C’è una sera all’anno in cui la mia città, Enna, vive un momento unico, che è insieme preghiera, arte e fede. Tutto unito nel nome della musica.
Un momento in cui gli stucchi barocchi, le volte, i capitelli, le tele, le vetrate del Duomo sembrano prendere vita al suono degli ottoni, dei clarini, dei flauti, “do tammuru allintatu”, e palpitano , fortemente.
È una tradizione che ogni anno arriva puntuale e riempie la Chiesa Madre della città in ogni ordine di posto: grandi, piccini, uomini, donne, confrati, autorità, tutti assiepati per assistere al Concerto di apertura dei Riti della Settimana Santa Enna . Una tappa fissa, un passaggio obbligato, un “via necessario”, solenne, sublime.
E sembra un controsenso, ma che così non è.
Quelle che risuonano sono marce funebri struggenti e dolenti, ma ciò che trasmettono è vita, fatta di storie, di legami, di volti. Dietro ogni nota ci sono storie, preghiere, lacrime, aneddoti personali e cittadini . Ci sono famiglie che si ritrovano, si lasciano, si perdono e si rincontrano. Ci sono persone che non ci sono più e che richiamiamo alla mente in quella foscoliana “corrispondenza di amorosi sensi ” sublimata dalla musica. Ci sono i passi, ci sono le vesti confraternali, c’è tutto il senso di appartenenza a un rito che si fa storia, che si incardina nel qui ed ora e si proietta al futuro .

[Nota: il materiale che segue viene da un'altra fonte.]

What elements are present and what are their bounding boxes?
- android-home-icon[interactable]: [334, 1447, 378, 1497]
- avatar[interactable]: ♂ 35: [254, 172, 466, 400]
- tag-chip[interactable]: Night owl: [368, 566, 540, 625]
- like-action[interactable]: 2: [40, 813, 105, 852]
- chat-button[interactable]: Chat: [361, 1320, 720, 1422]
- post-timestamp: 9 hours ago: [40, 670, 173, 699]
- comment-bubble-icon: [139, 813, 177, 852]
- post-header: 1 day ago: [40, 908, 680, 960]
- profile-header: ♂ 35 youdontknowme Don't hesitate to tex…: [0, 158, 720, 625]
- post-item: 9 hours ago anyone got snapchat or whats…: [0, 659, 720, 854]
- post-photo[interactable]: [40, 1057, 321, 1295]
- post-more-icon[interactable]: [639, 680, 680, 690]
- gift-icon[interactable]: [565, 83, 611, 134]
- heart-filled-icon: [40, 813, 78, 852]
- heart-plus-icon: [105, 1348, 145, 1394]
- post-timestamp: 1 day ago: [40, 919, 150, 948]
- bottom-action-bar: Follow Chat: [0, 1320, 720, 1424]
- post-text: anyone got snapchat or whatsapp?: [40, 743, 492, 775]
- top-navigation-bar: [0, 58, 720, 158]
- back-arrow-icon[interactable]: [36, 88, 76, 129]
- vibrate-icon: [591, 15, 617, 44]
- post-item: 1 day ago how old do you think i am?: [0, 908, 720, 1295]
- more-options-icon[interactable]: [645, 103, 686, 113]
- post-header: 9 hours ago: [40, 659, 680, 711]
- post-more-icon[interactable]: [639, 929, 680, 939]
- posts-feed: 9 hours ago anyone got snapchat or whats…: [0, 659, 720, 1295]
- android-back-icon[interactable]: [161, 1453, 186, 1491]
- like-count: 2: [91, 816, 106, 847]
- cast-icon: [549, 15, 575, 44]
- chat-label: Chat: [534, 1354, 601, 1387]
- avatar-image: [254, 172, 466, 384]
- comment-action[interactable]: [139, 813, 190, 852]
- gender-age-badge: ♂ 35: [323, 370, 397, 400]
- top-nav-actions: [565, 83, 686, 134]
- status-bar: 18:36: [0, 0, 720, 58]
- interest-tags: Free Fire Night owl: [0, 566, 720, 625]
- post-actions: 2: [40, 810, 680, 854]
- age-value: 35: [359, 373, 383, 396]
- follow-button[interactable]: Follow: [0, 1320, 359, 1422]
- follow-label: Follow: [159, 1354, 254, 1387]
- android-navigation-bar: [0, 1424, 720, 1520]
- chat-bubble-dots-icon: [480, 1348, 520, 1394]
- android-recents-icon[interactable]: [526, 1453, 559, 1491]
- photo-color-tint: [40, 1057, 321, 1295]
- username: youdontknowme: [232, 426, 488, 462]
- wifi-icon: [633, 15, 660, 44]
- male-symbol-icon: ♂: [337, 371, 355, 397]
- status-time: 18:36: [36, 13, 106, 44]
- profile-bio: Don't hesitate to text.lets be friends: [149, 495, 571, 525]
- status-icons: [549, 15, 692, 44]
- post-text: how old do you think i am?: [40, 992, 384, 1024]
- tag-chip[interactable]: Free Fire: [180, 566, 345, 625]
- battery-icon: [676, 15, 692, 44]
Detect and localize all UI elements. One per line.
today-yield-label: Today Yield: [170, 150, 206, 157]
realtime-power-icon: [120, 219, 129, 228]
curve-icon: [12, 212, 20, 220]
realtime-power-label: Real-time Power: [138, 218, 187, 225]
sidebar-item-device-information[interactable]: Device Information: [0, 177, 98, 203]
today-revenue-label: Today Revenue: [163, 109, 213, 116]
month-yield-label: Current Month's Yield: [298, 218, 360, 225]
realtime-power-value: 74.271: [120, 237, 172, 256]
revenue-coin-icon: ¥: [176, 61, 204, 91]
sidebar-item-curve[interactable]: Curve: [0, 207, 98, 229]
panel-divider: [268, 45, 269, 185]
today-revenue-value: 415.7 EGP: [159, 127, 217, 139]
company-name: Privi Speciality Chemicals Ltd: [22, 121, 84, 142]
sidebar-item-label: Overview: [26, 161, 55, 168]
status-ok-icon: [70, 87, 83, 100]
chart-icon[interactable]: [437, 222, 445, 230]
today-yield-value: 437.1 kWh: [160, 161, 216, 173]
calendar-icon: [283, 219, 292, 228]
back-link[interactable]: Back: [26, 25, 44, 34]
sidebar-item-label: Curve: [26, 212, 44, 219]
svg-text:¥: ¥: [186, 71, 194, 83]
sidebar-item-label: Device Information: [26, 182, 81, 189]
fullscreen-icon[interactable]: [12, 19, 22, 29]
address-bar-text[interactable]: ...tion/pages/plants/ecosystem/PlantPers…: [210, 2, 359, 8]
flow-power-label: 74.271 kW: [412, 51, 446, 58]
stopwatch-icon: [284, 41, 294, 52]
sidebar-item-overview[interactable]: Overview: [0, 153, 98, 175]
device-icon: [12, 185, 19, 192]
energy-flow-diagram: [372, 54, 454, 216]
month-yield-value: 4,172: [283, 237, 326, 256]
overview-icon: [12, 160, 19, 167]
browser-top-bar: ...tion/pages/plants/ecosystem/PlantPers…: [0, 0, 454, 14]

Ecco la bellezza di quelle note, che scorrono nel sangue , sono il DNA di un ennese.
La Banda passa tra le navate al suono di “A Mio Padre” e “arrizzanu i carni”, gettando tutti nel silenzio, perché quella marcia è preghiera, è riflessione, è linguaggio forte, potente che parla all’anima. E così anche “Ai caduti di Cassino”, “Lacrimando”, “Pianto Eterno”, “Salita al Calvario”. E come non citare la struggente melodia di “A Mia Madre” che richiama subito alla mente di tutti il dondolío di quella vara e di quella Madre dal manto nero e il volto straziato che passa per le strade, o la carezza di una madre, di una nonna che non ci sono più !
Paolo Di Dio, Girolamo Assennato , maestri Ennesi hanno posto la loro firma su questi brani che sono patrimonio immateriale della nostra città. A questo si aggiungono ardite rielaborazioni, come quella della Marcia Funebre tratta dal Nabucco di Verdi, grazie all’estro del maestro di Banda Luigi Botte e ai bandisti da lui diretti .
La magia della Banda Enna sta tutta qui. Nel donare ogni anno qualcosa che è tesoro, è patrimonio, loro e di ciascuno di noi, che pur conoscendo a memoria, suscita sempre emozioni nuove, forti,diverse.
Non c’è solo questo: ci sono gli archi del conservatorio Vincenzo Bellini di Caltanissetta e gli studenti del Liceo Musicale Colajanno-Farinato, che rendono ancora più trascinato, struggente, dolce il suono di quelle marce.
E ci sono le voci, quelle del Coro Passio Hennensis che con i loro virtuosismi rendono plastico , vivo, presente il dolore del Cristo e della Madre, attraverso anche l’esecuzione di testi della tradizione, recupeati e riconsegnati , rielaborati e ricreati.
“O fieri flagelli” di Sant’Alfonso Maria de Liguori, “La via dolorosa” del musicista trapanese Salvatore Schembari e “Victime Pasquali laudes”, una composizione originale scritta per l’occasione dal musicista ennese Emanuele Primavera, così come l’omaggio alla tradizione spagnola , come “La Saeta” che si aggiungono a quelle che sono ormai parte integrante di quel patrimonio musicale ennese come “A Matri Santa si misi in caminu”.
Un lavoro immane, certosino, quello della maestra Giovanna Fussone e dei suoi coristi .
Le voci, i suoni della Passione sono andati in scena ancora una volta, ma anche il tanto studio, il lavoro di ricerca e archeologia musicale che ha riportato alla luce, all’arrangiamento di testi, di memorie, di suoni, di cui dobbiamo tutti essere fieri. Un lavoro di squadra che tutti possono assaporare.
Mentre in processione diventa corollario, accompagnamento, in questa unica sera all’anno diventa protagonista.
La musica…Una delle arti più sublimi che l’uomo abbia potuto mai creare, a cui affidare emozioni, messaggi, sentimenti che si rendono eterni attraverso note, armonie, suoni.
Che potere che ha la musica !
Grazie al Comune di Enna e al Collegio Dei Rettori per questo tradizionale appuntamento che apre, di fatto, la Settimana Santa Ennese, fiore all’occhiello della città.